Wystarczyła chwila, by poczuł na sobie jej spojrzenie. Nawet z odległości i przy
tak niesprzyjających warunkach usłyszała, że jego serce przyśpieszyło. Uśmiechnęła
się w pozbawiony wesołości, nieco wymuszony sposób. W szczególności
gdy uciekł wzrokiem gdzieś w bok, speszony tym, że ich spojrzenia się
spotkały, Isobel poczuła swego rodzaju satysfakcję. Wyglądał na wystarczająco
ułożonego, a przy tym uległego, co jak najbardziej jej odpowiadało.
Chodź tutaj, zażądała, nie odrywając od
śmiertelnika wzroku.
Drgnął, po
czym natychmiast spojrzał w jej stronę. Wyciągnęła przed siebie dłoń,
znacząco kiwając palcem. Gest był oczywisty, prosty i władczy, zaś sposób,
w jaki manipulowała jego umysłem, zrobił swoje. Wystarczył kilka sekund,
by chłopak posłusznie ruszył ku niej, lawirując w tłumie i najpewniej
nawet nie zdając sobie sprawy z tego, co robił.
–
Odprowadzisz mnie do mieszkania – oznajmiła jak gdyby nigdy nic wyciągając rękę
w jego stronę.
Ujął jej
dłoń, natychmiast pomagając stanąć na nogi. Wciąż wyglądał na oszołomionego, patrząc
na nią tak, jakby po raz pierwszy miał do czynienia z kobietą. W jego
ruchach było coś nieporadnego, ale zdecydowała się przymknąć na to oko. Fakt,
że nie wyczuła od niego alkoholu, również wydał się obiecujący.
Oswobodziła
rękę i – zostawiwszy na stoliku nietkniętego drinka – jak gdyby nigdy nic
ruszyła w swoją stronę. Nie musiała się obracać, żeby sprawdzić, czy
chłopak podążał za nią. Była pewna, że tak; że szedł za nią krok za krokiem,
niczym nieustępliwy cień. Poczuła, że kilka osób obejrzało się za nimi, kiedy
wychodzili, ale nikt nie zareagował w sposób, który uznałaby za uciążliwy.
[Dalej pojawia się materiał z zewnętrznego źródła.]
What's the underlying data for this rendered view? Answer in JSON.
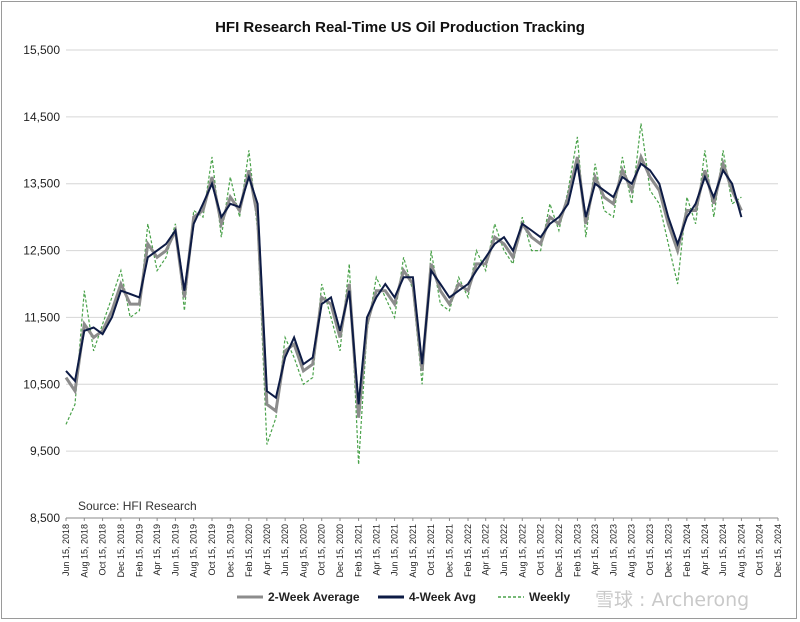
{
  "chart_data": {
    "type": "line",
    "title": "HFI Research Real-Time US Oil Production Tracking",
    "source": "Source: HFI Research",
    "watermark": "雪球 : Archerong",
    "ylim": [
      8500,
      15500
    ],
    "y_ticks": [
      "8,500",
      "9,500",
      "10,500",
      "11,500",
      "12,500",
      "13,500",
      "14,500",
      "15,500"
    ],
    "y_tick_values": [
      8500,
      9500,
      10500,
      11500,
      12500,
      13500,
      14500,
      15500
    ],
    "x_start": "2018-06-15",
    "x_end": "2024-12-15",
    "x_ticks": [
      "Jun 15, 2018",
      "Aug 15, 2018",
      "Oct 15, 2018",
      "Dec 15, 2018",
      "Feb 15, 2019",
      "Apr 15, 2019",
      "Jun 15, 2019",
      "Aug 15, 2019",
      "Oct 15, 2019",
      "Dec 15, 2019",
      "Feb 15, 2020",
      "Apr 15, 2020",
      "Jun 15, 2020",
      "Aug 15, 2020",
      "Oct 15, 2020",
      "Dec 15, 2020",
      "Feb 15, 2021",
      "Apr 15, 2021",
      "Jun 15, 2021",
      "Aug 15, 2021",
      "Oct 15, 2021",
      "Dec 15, 2021",
      "Feb 15, 2022",
      "Apr 15, 2022",
      "Jun 15, 2022",
      "Aug 15, 2022",
      "Oct 15, 2022",
      "Dec 15, 2022",
      "Feb 15, 2023",
      "Apr 15, 2023",
      "Jun 15, 2023",
      "Aug 15, 2023",
      "Oct 15, 2023",
      "Dec 15, 2023",
      "Feb 15, 2024",
      "Apr 15, 2024",
      "Jun 15, 2024",
      "Aug 15, 2024",
      "Oct 15, 2024",
      "Dec 15, 2024"
    ],
    "grid": true,
    "legend_position": "bottom",
    "series": [
      {
        "name": "2-Week Average",
        "color": "#8c8c8c",
        "style": "solid"
      },
      {
        "name": "4-Week Avg",
        "color": "#0d1b45",
        "style": "solid"
      },
      {
        "name": "Weekly",
        "color": "#4aa24a",
        "style": "dashed"
      }
    ],
    "weekly_series_dates": [
      "2018-06-15",
      "2018-07-15",
      "2018-08-15",
      "2018-09-15",
      "2018-10-15",
      "2018-11-15",
      "2018-12-15",
      "2019-01-15",
      "2019-02-15",
      "2019-03-15",
      "2019-04-15",
      "2019-05-15",
      "2019-06-15",
      "2019-07-15",
      "2019-08-15",
      "2019-09-15",
      "2019-10-15",
      "2019-11-15",
      "2019-12-15",
      "2020-01-15",
      "2020-02-15",
      "2020-03-15",
      "2020-04-15",
      "2020-05-15",
      "2020-06-15",
      "2020-07-15",
      "2020-08-15",
      "2020-09-15",
      "2020-10-15",
      "2020-11-15",
      "2020-12-15",
      "2021-01-15",
      "2021-02-15",
      "2021-03-15",
      "2021-04-15",
      "2021-05-15",
      "2021-06-15",
      "2021-07-15",
      "2021-08-15",
      "2021-09-15",
      "2021-10-15",
      "2021-11-15",
      "2021-12-15",
      "2022-01-15",
      "2022-02-15",
      "2022-03-15",
      "2022-04-15",
      "2022-05-15",
      "2022-06-15",
      "2022-07-15",
      "2022-08-15",
      "2022-09-15",
      "2022-10-15",
      "2022-11-15",
      "2022-12-15",
      "2023-01-15",
      "2023-02-15",
      "2023-03-15",
      "2023-04-15",
      "2023-05-15",
      "2023-06-15",
      "2023-07-15",
      "2023-08-15",
      "2023-09-15",
      "2023-10-15",
      "2023-11-15",
      "2023-12-15",
      "2024-01-15",
      "2024-02-15",
      "2024-03-15",
      "2024-04-15",
      "2024-05-15",
      "2024-06-15",
      "2024-07-15",
      "2024-08-15"
    ],
    "four_week_avg_values": [
      10700,
      10550,
      11300,
      11350,
      11250,
      11500,
      11900,
      11850,
      11800,
      12400,
      12500,
      12600,
      12800,
      11900,
      12900,
      13200,
      13500,
      13000,
      13200,
      13150,
      13600,
      13200,
      10400,
      10300,
      10900,
      11200,
      10800,
      10900,
      11700,
      11800,
      11300,
      11900,
      10200,
      11500,
      11800,
      12000,
      11800,
      12100,
      12100,
      10800,
      12200,
      12000,
      11800,
      11900,
      12000,
      12200,
      12400,
      12600,
      12700,
      12500,
      12900,
      12800,
      12700,
      12900,
      13000,
      13200,
      13800,
      13000,
      13500,
      13400,
      13300,
      13600,
      13500,
      13800,
      13700,
      13500,
      13000,
      12600,
      13000,
      13200,
      13600,
      13300,
      13700,
      13500,
      13000
    ],
    "two_week_avg_values": [
      10600,
      10400,
      11400,
      11200,
      11300,
      11600,
      12000,
      11700,
      11700,
      12600,
      12400,
      12500,
      12800,
      11800,
      13000,
      13100,
      13600,
      12900,
      13300,
      13100,
      13700,
      13000,
      10200,
      10100,
      11000,
      11100,
      10700,
      10800,
      11800,
      11700,
      11200,
      12000,
      10000,
      11400,
      11900,
      11900,
      11700,
      12200,
      12000,
      10700,
      12300,
      11900,
      11700,
      12000,
      11900,
      12300,
      12300,
      12700,
      12600,
      12400,
      12900,
      12700,
      12600,
      13000,
      12900,
      13300,
      13900,
      12900,
      13600,
      13300,
      13200,
      13700,
      13400,
      13900,
      13600,
      13400,
      12900,
      12500,
      13100,
      13100,
      13700,
      13200,
      13800,
      13400,
      13100
    ],
    "weekly_values": [
      9900,
      10200,
      11900,
      11000,
      11400,
      11800,
      12200,
      11500,
      11600,
      12900,
      12200,
      12400,
      12900,
      11600,
      13100,
      13000,
      13900,
      12700,
      13600,
      13000,
      14000,
      12800,
      9600,
      10000,
      11200,
      10900,
      10500,
      10600,
      12000,
      11500,
      11000,
      12300,
      9300,
      11300,
      12100,
      11800,
      11500,
      12400,
      11900,
      10500,
      12500,
      11700,
      11600,
      12100,
      11800,
      12500,
      12200,
      12900,
      12500,
      12300,
      13000,
      12500,
      12500,
      13200,
      12800,
      13400,
      14200,
      12700,
      13800,
      13100,
      13000,
      13900,
      13200,
      14400,
      13400,
      13200,
      12600,
      12000,
      13300,
      12900,
      14000,
      13000,
      14000,
      13200,
      13300
    ]
  }
}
Wiedziała zresztą, że zapomną o nich w chwili, w której tylko
ona i jej nowy towarzysz mieli zniknąć im z oczu.
Na zewnątrz
panował chłód, ale praktycznie nie zwróciła na to uwagi. Przystanęła w niewielkim
oddaleniu od wejścia, wyczekująco spoglądając na podążającego za nią człowieka.
Kolejny raz rzuciło jej się w oczy to, jak bardzo był chudy – aż nadto,
nie wspominając o braku choćby cienia muskulatury. W rysach jego
twarzy wciąż było coś dziecięcego, co uprzytomniło jej, że nie tak dawno temu
musiał wejść w dorosłość. Tyle przynajmniej zdołała wywnioskować, w gruncie
rzeczy nie interesując się ludzkimi dziećmi.
– Proszę
pani? – odezwał się z wahaniem chłopak. Nawet jego głos zabrzmiał
nienaturalnie łagodnie, wręcz piskliwie. Isobel westchnęła w duchu, ubolewając
nie tylko nad tym, ale przede wszystkim sposobem, jak się do niej zwracał.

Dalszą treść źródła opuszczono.